以前も書いたように、腸の中にも腸内『細菌』という細菌が存在しています。
抗生物質(抗生剤)は、腸内『細菌』も細菌である事には変わりないので、善玉菌・悪玉菌などと区別せず同じように作用します。
そのため、腸内バランスがくずれて下痢をしてしまう事があります。
キナリは、『セファクリア300』で下痢をする事はなかったけれど、抗生物質(抗生剤)の性質上、腸内細菌にも作用していると考えられます。

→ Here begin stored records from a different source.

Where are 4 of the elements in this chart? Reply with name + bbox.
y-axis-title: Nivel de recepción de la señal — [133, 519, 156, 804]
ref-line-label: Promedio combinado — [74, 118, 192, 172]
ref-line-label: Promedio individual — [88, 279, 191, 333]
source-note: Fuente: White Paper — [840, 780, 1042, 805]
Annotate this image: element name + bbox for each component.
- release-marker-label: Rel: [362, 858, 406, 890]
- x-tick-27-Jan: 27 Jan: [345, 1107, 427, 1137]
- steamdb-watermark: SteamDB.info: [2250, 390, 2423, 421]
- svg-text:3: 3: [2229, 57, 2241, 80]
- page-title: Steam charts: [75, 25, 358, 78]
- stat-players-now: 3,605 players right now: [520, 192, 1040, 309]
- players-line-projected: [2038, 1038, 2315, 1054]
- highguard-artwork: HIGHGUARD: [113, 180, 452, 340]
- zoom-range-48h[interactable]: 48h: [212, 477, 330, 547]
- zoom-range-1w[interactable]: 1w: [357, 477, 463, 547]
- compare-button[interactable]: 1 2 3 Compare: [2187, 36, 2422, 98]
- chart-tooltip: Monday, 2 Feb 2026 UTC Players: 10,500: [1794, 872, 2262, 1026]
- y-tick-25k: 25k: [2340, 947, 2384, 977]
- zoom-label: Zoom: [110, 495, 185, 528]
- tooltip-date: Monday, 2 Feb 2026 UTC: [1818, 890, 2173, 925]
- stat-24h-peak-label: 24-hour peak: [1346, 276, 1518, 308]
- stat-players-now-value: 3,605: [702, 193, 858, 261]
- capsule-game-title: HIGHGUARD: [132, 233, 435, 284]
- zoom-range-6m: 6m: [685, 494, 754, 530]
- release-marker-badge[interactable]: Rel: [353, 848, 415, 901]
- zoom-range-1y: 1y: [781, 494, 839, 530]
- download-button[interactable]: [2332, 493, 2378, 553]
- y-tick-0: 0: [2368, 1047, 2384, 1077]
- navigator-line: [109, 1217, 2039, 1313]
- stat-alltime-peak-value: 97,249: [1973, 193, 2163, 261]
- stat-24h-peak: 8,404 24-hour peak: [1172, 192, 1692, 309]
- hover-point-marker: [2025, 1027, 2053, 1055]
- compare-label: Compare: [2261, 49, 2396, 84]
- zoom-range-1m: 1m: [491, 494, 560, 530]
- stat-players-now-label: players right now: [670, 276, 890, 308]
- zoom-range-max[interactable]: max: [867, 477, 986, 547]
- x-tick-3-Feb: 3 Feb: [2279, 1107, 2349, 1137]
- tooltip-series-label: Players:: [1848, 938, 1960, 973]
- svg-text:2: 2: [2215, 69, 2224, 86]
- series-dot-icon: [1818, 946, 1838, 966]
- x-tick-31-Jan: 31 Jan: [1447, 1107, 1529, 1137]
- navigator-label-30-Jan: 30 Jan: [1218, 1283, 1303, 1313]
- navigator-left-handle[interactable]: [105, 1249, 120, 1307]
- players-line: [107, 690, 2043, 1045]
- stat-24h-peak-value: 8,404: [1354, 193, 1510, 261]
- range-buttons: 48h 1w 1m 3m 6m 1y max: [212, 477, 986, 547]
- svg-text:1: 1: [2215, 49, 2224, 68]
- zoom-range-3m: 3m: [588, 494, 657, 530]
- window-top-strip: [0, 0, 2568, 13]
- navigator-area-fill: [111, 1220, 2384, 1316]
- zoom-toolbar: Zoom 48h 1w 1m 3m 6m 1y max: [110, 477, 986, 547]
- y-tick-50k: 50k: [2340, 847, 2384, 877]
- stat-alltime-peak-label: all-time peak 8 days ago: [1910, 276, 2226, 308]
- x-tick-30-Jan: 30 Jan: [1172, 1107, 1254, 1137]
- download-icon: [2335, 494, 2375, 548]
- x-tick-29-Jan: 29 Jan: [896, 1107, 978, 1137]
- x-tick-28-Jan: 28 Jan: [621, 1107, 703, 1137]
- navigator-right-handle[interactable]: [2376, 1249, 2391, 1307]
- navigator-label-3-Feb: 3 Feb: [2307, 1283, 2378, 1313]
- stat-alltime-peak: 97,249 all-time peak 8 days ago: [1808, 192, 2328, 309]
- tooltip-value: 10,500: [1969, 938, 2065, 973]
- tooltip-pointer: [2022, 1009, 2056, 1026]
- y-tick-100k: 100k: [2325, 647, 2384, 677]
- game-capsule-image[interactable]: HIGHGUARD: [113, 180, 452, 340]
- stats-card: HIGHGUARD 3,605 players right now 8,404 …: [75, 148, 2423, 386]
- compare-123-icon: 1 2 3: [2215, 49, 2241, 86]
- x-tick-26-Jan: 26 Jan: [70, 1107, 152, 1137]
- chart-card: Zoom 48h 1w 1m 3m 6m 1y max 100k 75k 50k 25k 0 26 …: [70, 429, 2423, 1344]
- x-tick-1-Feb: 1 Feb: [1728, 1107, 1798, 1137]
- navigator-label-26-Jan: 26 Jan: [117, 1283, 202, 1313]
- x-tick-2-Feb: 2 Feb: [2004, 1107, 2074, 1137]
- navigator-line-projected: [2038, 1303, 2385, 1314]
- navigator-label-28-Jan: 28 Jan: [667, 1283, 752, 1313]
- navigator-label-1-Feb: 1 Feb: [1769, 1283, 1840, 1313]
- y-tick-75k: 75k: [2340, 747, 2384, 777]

そこで、今回は酪酸菌のミヤBM0.5錠を一緒に服用しました。
抗生物質(抗生剤)でお腹がゆるくなるような場合は、抗生物質(抗生剤)が腸内細菌にも作用してバランスがくずれているのかもしれません。
対策としては、抗生物質(抗生剤)でも死なない乳酸菌のお薬(耐性乳酸菌製剤)というものがあります。
有名なところでは、ビオフェルミンーRとか・・・
腸内環境の事を考えると、抗生物質(抗生剤)と一緒に耐性乳酸菌製剤も処方してもらうと安心かなと思います。
抗生物質(抗生剤)を2週間服用して
通常は7日間の服用期間の抗生物質(抗生剤)を14日間服用。
14日間ほど服用して効果がない場合は、その細菌には効き目がないと考えられるので、薬剤感受性の検査などを行い違う抗生物質(抗生剤)に変更する必要があります。
とりあえず、キナリの化膿オデキは回復してきたように見えるけれど、服用が終了したのでもう1度診察に行く予定。
今までは最長でも7日しか服用したことのない抗生物質(抗生剤)を14日も服用した事で、腎機能が少し気がかり。
今日、キナリの耳が遠くなってきた?と感じる事があったし。
東洋医学的には、「腎」が弱ると「耳」「つば」に現れるのだけれど・・・
口をクチャクチャして「つば」が余分に出ているような気もしたり。
少しずつお灸の腎養生に慣れてほしいなぁ。